Kashmiri protesters throw stones at paramilitary soldiers and Jammu Kashmir policemen during a protest in Srinagar, India, Friday, May 2, 2008. Police fired tear gas at hundreds of rampaging demonstrators after Friday prayers in the main city of the Indian portion of Kashmir, protesting alleged human rights violations by Indian security personnel. (AP Photo/Dar Yasin)

New Delhi (an-najah.net) – Tak satu pun dari anggota pasukan keamanan India terlibat dalam pelanggaran Hak Asasi Manusia atas penduduk Muslim Kashmir dibawa ke pengadilan.

Amnesty International merilis laporan pada Rabu (2/7) mengungkapkan bahwa dalam setiap kasus yang diajukan penuntutan terhadap anggota pasukan tentara atau paramiliter ditolak. Hal ini sesuai dengan keputusan “Armed Forces Special Powers Act (AFSPA )” atau “Undang-undang Khusus Angkatan Bersenjata.”

AFSPA memberikan ribuan tentara dan personil paramiliter kekuasaan untuk tembak di tempat, menahan tersangka tanpa pengadilan dan merampas harta tanpa dikenakan biaya dengan kejahatan.

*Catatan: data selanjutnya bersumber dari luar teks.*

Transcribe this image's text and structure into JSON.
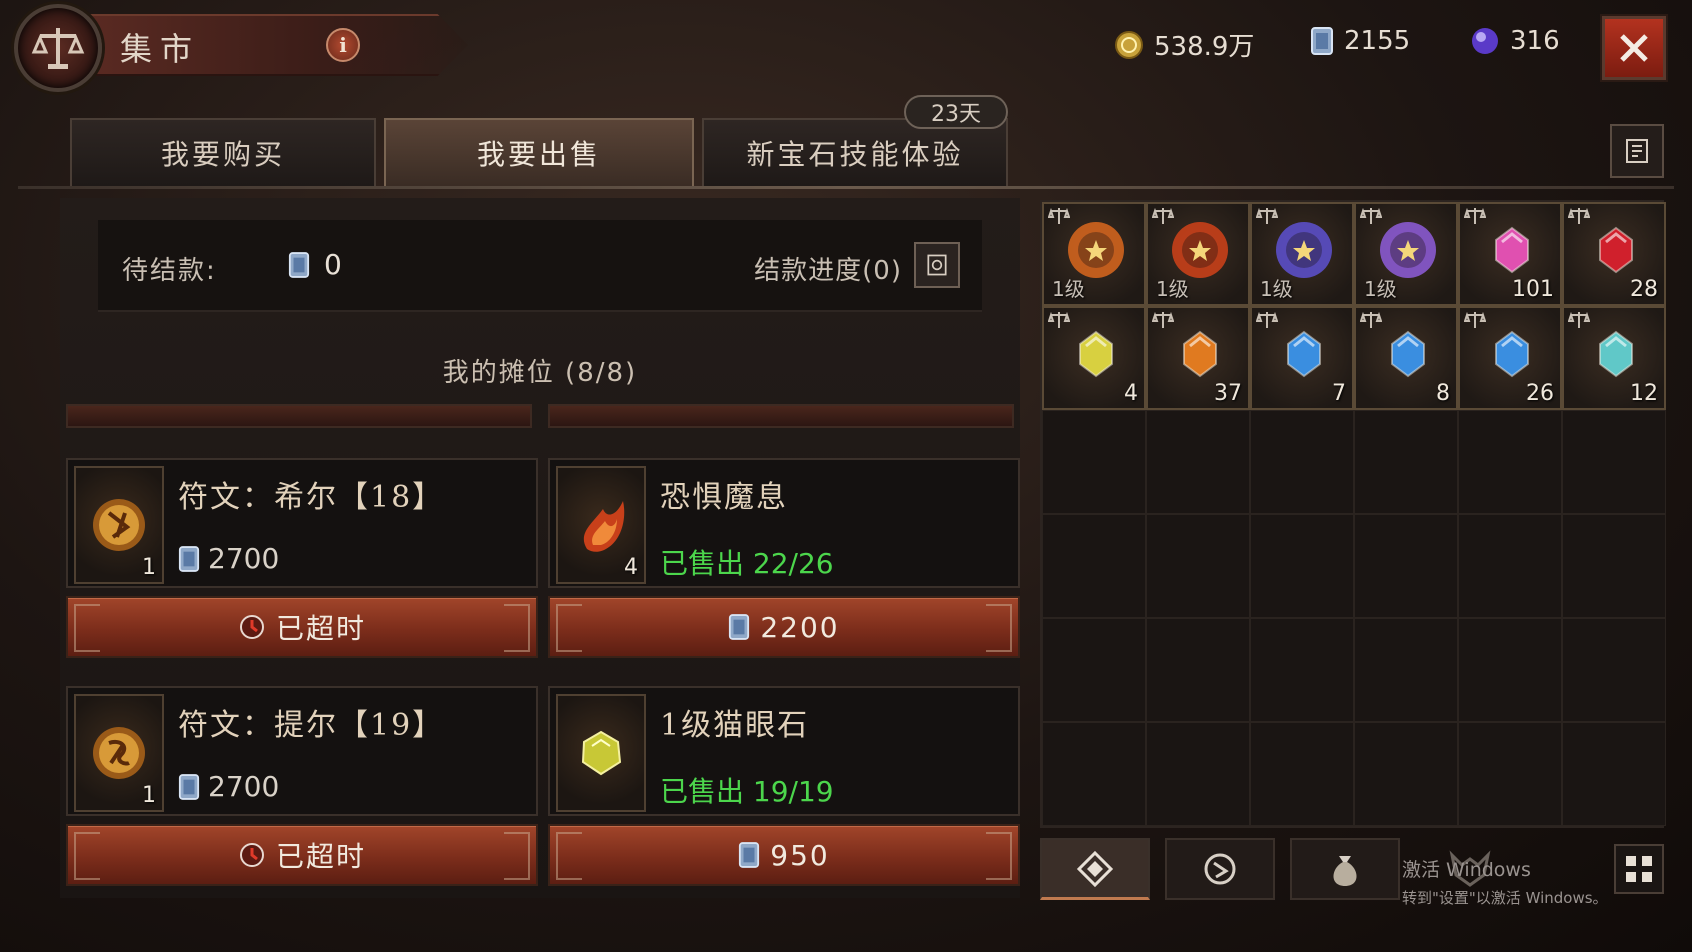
{
  "header": {
    "title": "集市",
    "info_label": "i",
    "currencies": [
      {
        "name": "gold",
        "icon": "gold-coin-icon",
        "value": "538.9万"
      },
      {
        "name": "platinum",
        "icon": "platinum-card-icon",
        "value": "2155"
      },
      {
        "name": "orb",
        "icon": "purple-orb-icon",
        "value": "316"
      }
    ]
  },
  "tabs": [
    {
      "label": "我要购买",
      "active": false
    },
    {
      "label": "我要出售",
      "active": true
    },
    {
      "label": "新宝石技能体验",
      "active": false
    }
  ],
  "days_badge": "23天",
  "settlement": {
    "pending_label": "待结款:",
    "pending_amount": "0",
    "progress_label": "结款进度(0)"
  },
  "booth": {
    "title": "我的摊位 (8/8)",
    "listings": [
      {
        "name": "符文：希尔【18】",
        "count": "1",
        "price": "2700",
        "button": "已超时",
        "icon": "rune-icon",
        "state": "expired"
      },
      {
        "name": "恐惧魔息",
        "count": "4",
        "sold": "已售出 22/26",
        "button": "2200",
        "icon": "flame-icon",
        "state": "selling"
      },
      {
        "name": "符文：提尔【19】",
        "count": "1",
        "price": "2700",
        "button": "已超时",
        "icon": "rune-icon",
        "state": "expired"
      },
      {
        "name": "1级猫眼石",
        "count": "",
        "sold": "已售出 19/19",
        "button": "950",
        "icon": "cats-eye-gem-icon",
        "state": "selling"
      }
    ]
  },
  "inventory": {
    "items": [
      {
        "icon": "legendary-gem-fire-icon",
        "level": "1级",
        "count": "",
        "color": "#d0641e"
      },
      {
        "icon": "legendary-gem-flame-icon",
        "level": "1级",
        "count": "",
        "color": "#c8401a"
      },
      {
        "icon": "legendary-gem-void-icon",
        "level": "1级",
        "count": "",
        "color": "#5b4fc8"
      },
      {
        "icon": "legendary-gem-crystal-icon",
        "level": "1级",
        "count": "",
        "color": "#8a5ad0"
      },
      {
        "icon": "pink-gem-icon",
        "level": "",
        "count": "101",
        "color": "#e050b0"
      },
      {
        "icon": "red-gem-icon",
        "level": "",
        "count": "28",
        "color": "#d0202c"
      },
      {
        "icon": "yellow-gem-icon",
        "level": "",
        "count": "4",
        "color": "#d8d040"
      },
      {
        "icon": "orange-gem-icon",
        "level": "",
        "count": "37",
        "color": "#e07a20"
      },
      {
        "icon": "blue-gem-icon",
        "level": "",
        "count": "7",
        "color": "#3a8ee0"
      },
      {
        "icon": "blue-gem-icon",
        "level": "",
        "count": "8",
        "color": "#3a8ee0"
      },
      {
        "icon": "blue-gem-icon",
        "level": "",
        "count": "26",
        "color": "#3a8ee0"
      },
      {
        "icon": "teal-gem-icon",
        "level": "",
        "count": "12",
        "color": "#60c8c8"
      }
    ]
  },
  "filters": [
    {
      "icon": "gem-filter-icon",
      "active": true
    },
    {
      "icon": "rune-filter-icon",
      "active": false
    },
    {
      "icon": "bag-filter-icon",
      "active": false
    },
    {
      "icon": "demon-filter-icon",
      "active": false
    }
  ],
  "watermark": {
    "line1": "激活 Windows",
    "line2": "转到\"设置\"以激活 Windows。"
  }
}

Mohammad Amin Magray salah seorang paman korban (17 tahun) menyatakan, “Tentara membunuh warga dan melanggar Hak Asasi Manusia, karena mereka tahu bahwa mereka tidak akan dikenakan biaya, atau dituntut, atau pergi ke pengadilan, walaupun mereka berpikir sepuluh kali sebelum menarik pemicu, mereka tetap yakin bahwa mereka tak bersalah.”

Dia menambahkan, “AFSPA seperti cek kosong dari pemerintah India untuk membunuh orang tak bersalah seperti keponakan saya.”

Aktivis hak asasi manusia lokal Parveena Ahanger mengatakan bahwa, “India menyiksa lebih 100.000 orang, sedangkan sekitar 8.000 hilang setelah dimasukkan ke dalam tahanan.”

Dia juga mengatakan bahwa, “Dengan adanya undang-undang AFSPA maka tidak ada tentara yang dianggap terlibat dalam kejahatan. Sekalipun ada, maka hanya akan diadili di pengadilan lokal, sebuah pengadilan yang tidak dapat diandalkan dan tidak jujur, bukan pengadilan militer.”